In regards to the script, we specifically excluded the shared folder since some apps require that things be written/present there, our admin account, and the generic account for the checkout program. So far, this seems to be working very well for us.

I don't want to take credit for the script--we found and adapted someone else's after a lot of experimentation and searching for something that worked. In the end, after several things we tried (both borrowed and in house), this was the one that we found that did what we wanted without any fuss.

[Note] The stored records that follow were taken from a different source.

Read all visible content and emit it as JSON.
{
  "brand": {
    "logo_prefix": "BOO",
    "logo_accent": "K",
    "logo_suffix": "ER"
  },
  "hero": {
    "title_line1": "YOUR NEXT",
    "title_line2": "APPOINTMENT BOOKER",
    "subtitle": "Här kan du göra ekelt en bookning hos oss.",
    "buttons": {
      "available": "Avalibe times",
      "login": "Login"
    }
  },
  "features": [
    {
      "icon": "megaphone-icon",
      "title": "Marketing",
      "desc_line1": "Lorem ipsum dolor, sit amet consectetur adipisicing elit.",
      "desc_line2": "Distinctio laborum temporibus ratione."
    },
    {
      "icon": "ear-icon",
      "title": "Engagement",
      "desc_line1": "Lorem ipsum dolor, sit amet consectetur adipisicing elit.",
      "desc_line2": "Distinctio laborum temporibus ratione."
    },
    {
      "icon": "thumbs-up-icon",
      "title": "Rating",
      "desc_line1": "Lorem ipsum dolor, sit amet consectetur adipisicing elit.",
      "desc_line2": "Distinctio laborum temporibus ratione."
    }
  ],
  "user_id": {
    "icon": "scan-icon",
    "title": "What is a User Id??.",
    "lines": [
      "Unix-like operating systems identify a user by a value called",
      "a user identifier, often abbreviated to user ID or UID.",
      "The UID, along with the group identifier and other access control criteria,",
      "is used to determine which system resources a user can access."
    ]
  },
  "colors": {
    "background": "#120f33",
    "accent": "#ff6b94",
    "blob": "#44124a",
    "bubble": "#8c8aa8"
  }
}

In regards to your question: using this script along with normal user logins seems to do the trick with keeping things clean. I suppose you could modify it to target only the contents of folders, but you likely don't want to create a situation in which someone has saved their files to one computer and cannot access it since another user is on it. Likewise, you don't want to be responsible for someone losing their information because they left their only copy on that one machine. For us, it has always been important to make clear that the students have no ability to leave data on the machines.

That is very interesting, and a fascinating backstory. I appreciate you sharing that. What made you not explore a Guest account? In essence, from my experience, at functions the same way.

New Contributor III

I inherited this space, and it was already using AD binding. It would have been very difficult to educate several tens of thousands of students to suddenly change, so it wasn't anything I actually considered until you wrote about it above. To go back in time many years, yours may have been the better solution.